Matter Value
In the studio, students develop proposals for the adaptive reuse of the Donuimun Museum Village in Seoul, Korea. The projects explore a combination of retaining historic buildings, providing work and retail spaces, and designing a new form of civic space that promotes experience and awareness of ecology within the urban environment.
The site was initially part of the old city walls of Seoul, known as Donuimun (which translates to "Gate of the East"). It was historically a residential area with traditional Korean architecture, but it underwent significant changes over the decades due to modernization and urban development. In the early 2000s, as Seoul was rapidly transforming, there was a growing interest in preserving parts of its historical and cultural heritage.

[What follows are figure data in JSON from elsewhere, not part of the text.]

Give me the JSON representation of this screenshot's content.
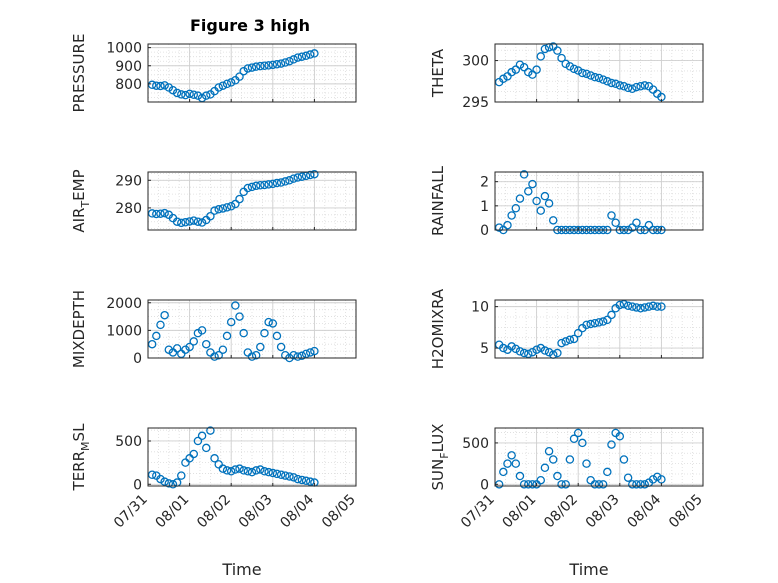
{
  "figure": {
    "title": "Figure 3 high",
    "marker_color": "#0072bd",
    "axis_color": "#262626",
    "grid_color": "#dcdcdc"
  },
  "chart_data": [
    {
      "type": "scatter",
      "id": "pressure",
      "ylabel_parts": [
        "PRESSURE"
      ],
      "ylim": [
        700,
        1020
      ],
      "yticks": [
        800,
        900,
        1000
      ],
      "ytick_labels": [
        "800",
        "900",
        "1000"
      ],
      "xlim": [
        "07/31",
        "08/05"
      ],
      "xticks": [],
      "xtick_labels": [],
      "x_days": [
        0.1,
        0.2,
        0.3,
        0.4,
        0.5,
        0.6,
        0.7,
        0.8,
        0.9,
        1.0,
        1.1,
        1.2,
        1.3,
        1.4,
        1.5,
        1.6,
        1.7,
        1.8,
        1.9,
        2.0,
        2.1,
        2.2,
        2.3,
        2.4,
        2.5,
        2.6,
        2.7,
        2.8,
        2.9,
        3.0,
        3.1,
        3.2,
        3.3,
        3.4,
        3.5,
        3.6,
        3.7,
        3.8,
        3.9,
        4.0
      ],
      "values": [
        795,
        790,
        788,
        792,
        780,
        765,
        750,
        742,
        738,
        745,
        740,
        735,
        722,
        735,
        742,
        760,
        780,
        790,
        800,
        808,
        820,
        840,
        870,
        885,
        890,
        895,
        898,
        900,
        902,
        905,
        908,
        912,
        918,
        925,
        935,
        945,
        950,
        955,
        962,
        968
      ]
    },
    {
      "type": "scatter",
      "id": "theta",
      "ylabel_parts": [
        "THETA"
      ],
      "ylim": [
        295,
        302
      ],
      "yticks": [
        295,
        300
      ],
      "ytick_labels": [
        "295",
        "300"
      ],
      "xlim": [
        "07/31",
        "08/05"
      ],
      "xticks": [],
      "xtick_labels": [],
      "x_days": [
        0.1,
        0.2,
        0.3,
        0.4,
        0.5,
        0.6,
        0.7,
        0.8,
        0.9,
        1.0,
        1.1,
        1.2,
        1.3,
        1.4,
        1.5,
        1.6,
        1.7,
        1.8,
        1.9,
        2.0,
        2.1,
        2.2,
        2.3,
        2.4,
        2.5,
        2.6,
        2.7,
        2.8,
        2.9,
        3.0,
        3.1,
        3.2,
        3.3,
        3.4,
        3.5,
        3.6,
        3.7,
        3.8,
        3.9,
        4.0
      ],
      "values": [
        297.4,
        297.8,
        298.1,
        298.6,
        298.9,
        299.5,
        299.2,
        298.6,
        298.3,
        298.9,
        300.5,
        301.4,
        301.6,
        301.7,
        301.2,
        300.3,
        299.6,
        299.3,
        299.0,
        298.8,
        298.5,
        298.4,
        298.2,
        298.0,
        297.9,
        297.7,
        297.5,
        297.3,
        297.2,
        297.0,
        296.9,
        296.7,
        296.6,
        296.8,
        296.9,
        297.0,
        296.9,
        296.5,
        296.0,
        295.6
      ]
    },
    {
      "type": "scatter",
      "id": "air-temp",
      "ylabel_parts": [
        "AIR",
        "T",
        "EMP"
      ],
      "ylim": [
        272,
        293
      ],
      "yticks": [
        280,
        290
      ],
      "ytick_labels": [
        "280",
        "290"
      ],
      "xlim": [
        "07/31",
        "08/05"
      ],
      "xticks": [],
      "xtick_labels": [],
      "x_days": [
        0.1,
        0.2,
        0.3,
        0.4,
        0.5,
        0.6,
        0.7,
        0.8,
        0.9,
        1.0,
        1.1,
        1.2,
        1.3,
        1.4,
        1.5,
        1.6,
        1.7,
        1.8,
        1.9,
        2.0,
        2.1,
        2.2,
        2.3,
        2.4,
        2.5,
        2.6,
        2.7,
        2.8,
        2.9,
        3.0,
        3.1,
        3.2,
        3.3,
        3.4,
        3.5,
        3.6,
        3.7,
        3.8,
        3.9,
        4.0
      ],
      "values": [
        278.0,
        277.8,
        277.9,
        278.1,
        277.5,
        276.3,
        275.0,
        274.6,
        274.8,
        275.1,
        275.4,
        275.0,
        274.7,
        275.6,
        277.0,
        279.0,
        279.5,
        279.8,
        280.2,
        280.6,
        281.4,
        283.2,
        285.8,
        287.2,
        287.6,
        288.0,
        288.2,
        288.3,
        288.5,
        288.7,
        289.0,
        289.2,
        289.6,
        290.0,
        290.6,
        291.0,
        291.3,
        291.6,
        291.9,
        292.2
      ]
    },
    {
      "type": "scatter",
      "id": "rainfall",
      "ylabel_parts": [
        "RAINFALL"
      ],
      "ylim": [
        0,
        2.4
      ],
      "yticks": [
        0,
        1,
        2
      ],
      "ytick_labels": [
        "0",
        "1",
        "2"
      ],
      "xlim": [
        "07/31",
        "08/05"
      ],
      "xticks": [],
      "xtick_labels": [],
      "x_days": [
        0.1,
        0.2,
        0.3,
        0.4,
        0.5,
        0.6,
        0.7,
        0.8,
        0.9,
        1.0,
        1.1,
        1.2,
        1.3,
        1.4,
        1.5,
        1.6,
        1.7,
        1.8,
        1.9,
        2.0,
        2.1,
        2.2,
        2.3,
        2.4,
        2.5,
        2.6,
        2.7,
        2.8,
        2.9,
        3.0,
        3.1,
        3.2,
        3.3,
        3.4,
        3.5,
        3.6,
        3.7,
        3.8,
        3.9,
        4.0
      ],
      "values": [
        0.1,
        0.0,
        0.2,
        0.6,
        0.9,
        1.3,
        2.3,
        1.6,
        1.9,
        1.2,
        0.8,
        1.4,
        1.1,
        0.4,
        0.0,
        0.0,
        0.0,
        0.0,
        0.0,
        0.0,
        0.0,
        0.0,
        0.0,
        0.0,
        0.0,
        0.0,
        0.0,
        0.6,
        0.3,
        0.0,
        0.0,
        0.0,
        0.1,
        0.3,
        0.0,
        0.0,
        0.2,
        0.0,
        0.0,
        0.0
      ]
    },
    {
      "type": "scatter",
      "id": "mixdepth",
      "ylabel_parts": [
        "MIXDEPTH"
      ],
      "ylim": [
        0,
        2100
      ],
      "yticks": [
        0,
        1000,
        2000
      ],
      "ytick_labels": [
        "0",
        "1000",
        "2000"
      ],
      "xlim": [
        "07/31",
        "08/05"
      ],
      "xticks": [],
      "xtick_labels": [],
      "x_days": [
        0.1,
        0.2,
        0.3,
        0.4,
        0.5,
        0.6,
        0.7,
        0.8,
        0.9,
        1.0,
        1.1,
        1.2,
        1.3,
        1.4,
        1.5,
        1.6,
        1.7,
        1.8,
        1.9,
        2.0,
        2.1,
        2.2,
        2.3,
        2.4,
        2.5,
        2.6,
        2.7,
        2.8,
        2.9,
        3.0,
        3.1,
        3.2,
        3.3,
        3.4,
        3.5,
        3.6,
        3.7,
        3.8,
        3.9,
        4.0
      ],
      "values": [
        500,
        800,
        1200,
        1550,
        300,
        200,
        350,
        150,
        300,
        400,
        600,
        900,
        1000,
        500,
        200,
        50,
        100,
        300,
        800,
        1300,
        1900,
        1500,
        900,
        200,
        50,
        100,
        400,
        900,
        1300,
        1250,
        800,
        400,
        100,
        0,
        100,
        50,
        80,
        150,
        200,
        250
      ]
    },
    {
      "type": "scatter",
      "id": "h2omixra",
      "ylabel_parts": [
        "H2OMIXRA"
      ],
      "ylim": [
        3.8,
        10.8
      ],
      "yticks": [
        5,
        10
      ],
      "ytick_labels": [
        "5",
        "10"
      ],
      "xlim": [
        "07/31",
        "08/05"
      ],
      "xticks": [],
      "xtick_labels": [],
      "x_days": [
        0.1,
        0.2,
        0.3,
        0.4,
        0.5,
        0.6,
        0.7,
        0.8,
        0.9,
        1.0,
        1.1,
        1.2,
        1.3,
        1.4,
        1.5,
        1.6,
        1.7,
        1.8,
        1.9,
        2.0,
        2.1,
        2.2,
        2.3,
        2.4,
        2.5,
        2.6,
        2.7,
        2.8,
        2.9,
        3.0,
        3.1,
        3.2,
        3.3,
        3.4,
        3.5,
        3.6,
        3.7,
        3.8,
        3.9,
        4.0
      ],
      "values": [
        5.4,
        5.0,
        4.8,
        5.2,
        4.9,
        4.6,
        4.4,
        4.3,
        4.5,
        4.8,
        5.0,
        4.7,
        4.5,
        4.2,
        4.4,
        5.6,
        5.8,
        6.0,
        6.1,
        6.8,
        7.4,
        7.8,
        7.9,
        8.0,
        8.1,
        8.2,
        8.4,
        9.0,
        9.8,
        10.2,
        10.3,
        10.1,
        10.0,
        9.9,
        9.8,
        9.9,
        10.0,
        10.1,
        10.0,
        10.0
      ]
    },
    {
      "type": "scatter",
      "id": "terr-msl",
      "ylabel_parts": [
        "TERR",
        "M",
        "SL"
      ],
      "ylim": [
        -20,
        650
      ],
      "yticks": [
        0,
        500
      ],
      "ytick_labels": [
        "0",
        "500"
      ],
      "xlim": [
        "07/31",
        "08/05"
      ],
      "xticks": [
        "07/31",
        "08/01",
        "08/02",
        "08/03",
        "08/04",
        "08/05"
      ],
      "xtick_labels": [
        "07/31",
        "08/01",
        "08/02",
        "08/03",
        "08/04",
        "08/05"
      ],
      "xlabel": "Time",
      "x_days": [
        0.1,
        0.2,
        0.3,
        0.4,
        0.5,
        0.6,
        0.7,
        0.8,
        0.9,
        1.0,
        1.1,
        1.2,
        1.3,
        1.4,
        1.5,
        1.6,
        1.7,
        1.8,
        1.9,
        2.0,
        2.1,
        2.2,
        2.3,
        2.4,
        2.5,
        2.6,
        2.7,
        2.8,
        2.9,
        3.0,
        3.1,
        3.2,
        3.3,
        3.4,
        3.5,
        3.6,
        3.7,
        3.8,
        3.9,
        4.0
      ],
      "values": [
        110,
        100,
        60,
        30,
        10,
        0,
        20,
        100,
        250,
        300,
        350,
        500,
        560,
        420,
        620,
        300,
        230,
        180,
        160,
        150,
        170,
        180,
        160,
        150,
        140,
        160,
        170,
        150,
        140,
        130,
        120,
        110,
        100,
        90,
        80,
        60,
        50,
        40,
        30,
        20
      ]
    },
    {
      "type": "scatter",
      "id": "sun-flux",
      "ylabel_parts": [
        "SUN",
        "F",
        "LUX"
      ],
      "ylim": [
        -20,
        680
      ],
      "yticks": [
        0,
        500
      ],
      "ytick_labels": [
        "0",
        "500"
      ],
      "xlim": [
        "07/31",
        "08/05"
      ],
      "xticks": [
        "07/31",
        "08/01",
        "08/02",
        "08/03",
        "08/04",
        "08/05"
      ],
      "xtick_labels": [
        "07/31",
        "08/01",
        "08/02",
        "08/03",
        "08/04",
        "08/05"
      ],
      "xlabel": "Time",
      "x_days": [
        0.1,
        0.2,
        0.3,
        0.4,
        0.5,
        0.6,
        0.7,
        0.8,
        0.9,
        1.0,
        1.1,
        1.2,
        1.3,
        1.4,
        1.5,
        1.6,
        1.7,
        1.8,
        1.9,
        2.0,
        2.1,
        2.2,
        2.3,
        2.4,
        2.5,
        2.6,
        2.7,
        2.8,
        2.9,
        3.0,
        3.1,
        3.2,
        3.3,
        3.4,
        3.5,
        3.6,
        3.7,
        3.8,
        3.9,
        4.0
      ],
      "values": [
        0,
        150,
        250,
        350,
        250,
        100,
        0,
        0,
        0,
        0,
        50,
        200,
        400,
        300,
        100,
        0,
        0,
        300,
        550,
        620,
        500,
        250,
        50,
        0,
        0,
        0,
        150,
        480,
        620,
        580,
        300,
        80,
        0,
        0,
        0,
        0,
        20,
        60,
        90,
        60
      ]
    }
  ]
}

The Seoul Metropolitan Government is developing proposals to radically redesign the adjacent Gyeonghui Palace due to the reported visitor numbers of 1500 per day, which is very low compared to 57,430 people per day in Gyeongbokgung Palace and 28,150 people in Deoksugung Palace. The city's response is to overhaul the site, offering extensive new civic space and new forms of pedestrian access across the hillside topology. The masterplan suggests that the Donuimun Museum Village is to be demolished and absorbed into the new civic space in the form of walkways and parks. Not only does this erase the remaining significant historic structures on the site, but it raises questions about the environmental and economic wastefulness of demolishing an area that was only redeveloped less than a decade ago for $25 Million USD.